Wegen der schweren Schäden, die das Hochwasser in ganz Bayern verursacht hat, hat das bayerische Kabinett ein Soforthilfe-Programm beschlossen. Privathaushalte im Landkreis Rosenheim können sich dafür an das örtliche Landratsamt wenden. Für unbrauchbaren Hausrat können Privathaushalte bis zu 5.000 Euro erhalten, bei Ölschäden bis zu 10.000 Euro. Bei „Versicherbarkeit“ gibt es einen Abschlag von 50 Prozent. Versicherbarkeit bedeutet, dass Versicherungsschutz möglich gewesen wäre, aber keine Versicherung abgeschlossen wurde.

Den entsprechenden Antrag müssen Privathaushalte aus dem Landkreis Rosenheim beim Landratsamt Rosenheim einreichen. Alle Antragsformulare finden Sie weiter unten im Downloadbereich.

Es wird dringend empfohlen, den Online-Antrag zu verwenden. So kann eine zügige Auszahlung der Soforthilfe am besten umgesetzt werden.

Alternativ steht der Antrag auch als PDF zur Verfügung und kann per Hand ausgefüllt werden. Bitte senden Sie den ausgefüllten Antrag per E-Mail an: hochwasserhilfe@lra-rosenheim.de
Oder per Post an:
Landratsamt Rosenheim
Wittelsbacherstraße 53
83022 Rosenheim

Für Unternehmen ist die Bezirksregierung von Oberbayern zuständig. Landwirtschaftliche Betriebe wenden sich an das Amt für Ernährung, Landwirtschaft und Forsten Rosenheim.

Für eventuelle Rückfragen wurde ein Bürgertelefon eingerichtet. Es ist ab sofort unter folgender Nummer zu erreichen: 08031/392 – 5555. Das Bürgertelefon ist von Montag bis Donnerstag jeweils von 8 bis 17 Uhr besetzt, am Freitag von 8 bis 12 Uhr.

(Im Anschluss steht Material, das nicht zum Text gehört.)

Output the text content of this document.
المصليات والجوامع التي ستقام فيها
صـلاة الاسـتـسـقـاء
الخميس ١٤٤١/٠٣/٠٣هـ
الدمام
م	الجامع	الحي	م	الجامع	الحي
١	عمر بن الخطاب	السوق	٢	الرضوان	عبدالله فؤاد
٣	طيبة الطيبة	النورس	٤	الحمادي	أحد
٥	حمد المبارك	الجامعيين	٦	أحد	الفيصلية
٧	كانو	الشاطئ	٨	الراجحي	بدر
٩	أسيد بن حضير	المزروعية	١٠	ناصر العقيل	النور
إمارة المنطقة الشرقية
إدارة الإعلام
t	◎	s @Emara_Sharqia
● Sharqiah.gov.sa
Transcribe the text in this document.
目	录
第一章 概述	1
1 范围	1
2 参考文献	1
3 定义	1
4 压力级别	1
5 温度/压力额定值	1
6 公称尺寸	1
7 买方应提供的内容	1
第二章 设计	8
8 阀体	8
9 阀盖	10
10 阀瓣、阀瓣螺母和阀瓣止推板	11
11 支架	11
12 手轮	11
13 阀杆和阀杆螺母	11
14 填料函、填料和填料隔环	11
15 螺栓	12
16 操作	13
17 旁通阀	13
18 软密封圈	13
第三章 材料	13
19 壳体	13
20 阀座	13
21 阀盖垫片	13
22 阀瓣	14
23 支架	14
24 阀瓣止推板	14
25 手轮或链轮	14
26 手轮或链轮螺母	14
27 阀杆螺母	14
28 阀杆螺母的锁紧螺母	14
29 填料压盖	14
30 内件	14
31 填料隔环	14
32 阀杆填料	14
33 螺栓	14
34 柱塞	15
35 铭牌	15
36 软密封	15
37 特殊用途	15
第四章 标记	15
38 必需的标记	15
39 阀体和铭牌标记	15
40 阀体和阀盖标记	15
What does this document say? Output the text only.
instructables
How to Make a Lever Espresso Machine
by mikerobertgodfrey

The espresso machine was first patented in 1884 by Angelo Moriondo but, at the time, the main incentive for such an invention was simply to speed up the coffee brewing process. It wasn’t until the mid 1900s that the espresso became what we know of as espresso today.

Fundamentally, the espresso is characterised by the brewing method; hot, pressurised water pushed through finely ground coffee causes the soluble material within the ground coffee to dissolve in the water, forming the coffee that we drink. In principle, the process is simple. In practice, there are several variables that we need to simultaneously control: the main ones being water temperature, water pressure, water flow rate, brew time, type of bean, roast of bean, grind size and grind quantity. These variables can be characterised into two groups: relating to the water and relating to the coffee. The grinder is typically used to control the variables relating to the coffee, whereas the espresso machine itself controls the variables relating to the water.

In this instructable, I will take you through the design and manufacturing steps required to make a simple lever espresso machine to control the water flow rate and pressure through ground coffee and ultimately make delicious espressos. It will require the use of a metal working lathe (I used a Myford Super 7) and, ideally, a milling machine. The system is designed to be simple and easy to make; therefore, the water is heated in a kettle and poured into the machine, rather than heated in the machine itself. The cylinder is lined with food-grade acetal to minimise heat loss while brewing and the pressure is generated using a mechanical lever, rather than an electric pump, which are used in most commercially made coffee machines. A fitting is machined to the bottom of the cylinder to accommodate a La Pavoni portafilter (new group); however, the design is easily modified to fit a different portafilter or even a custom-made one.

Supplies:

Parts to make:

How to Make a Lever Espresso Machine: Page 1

Notstandsbeihilfen / Staatsbürgschaften aus dem „Härtefonds Finanzhilfen“

Neben den oben genannten Soforthilfen stellt der Freistaat Bayern auch Finanzmittel im Rahmen von Notstandsbeihilfen nach der Härtefondsrichtlinie zur Verfügung.

Mit den Finanzhilfen nach dieser Richtlinie unterstützt der Freistaat Geschädigte, die durch eine Naturkatastrophe in eine existenzbedrohende Situation gekommen sind. Die Zuwendungen sind keine Schadensersatzleistung, sondern sollen sicherstellen, dass Betroffene durch die Naturkatastrophe nicht in ihrer Existenz gefährdet sind. Demnach kommt es bei der Bemessung der Höhe der Zuwendungen in erster Linie darauf an, welche Unterstützung der Betroffene unter Berücksichtigung seiner eigenen finanziellen Leistungsfähigkeit in der eingetretenen Notlage zur Sicherung seiner Existenz benötigt und zwar unabhängig vom Vorliegen eines Versicherungsschutzes. Es ist nicht Ziel der Notstandsbeihilfe, entstandene Schäden vollumfänglich auszugleichen.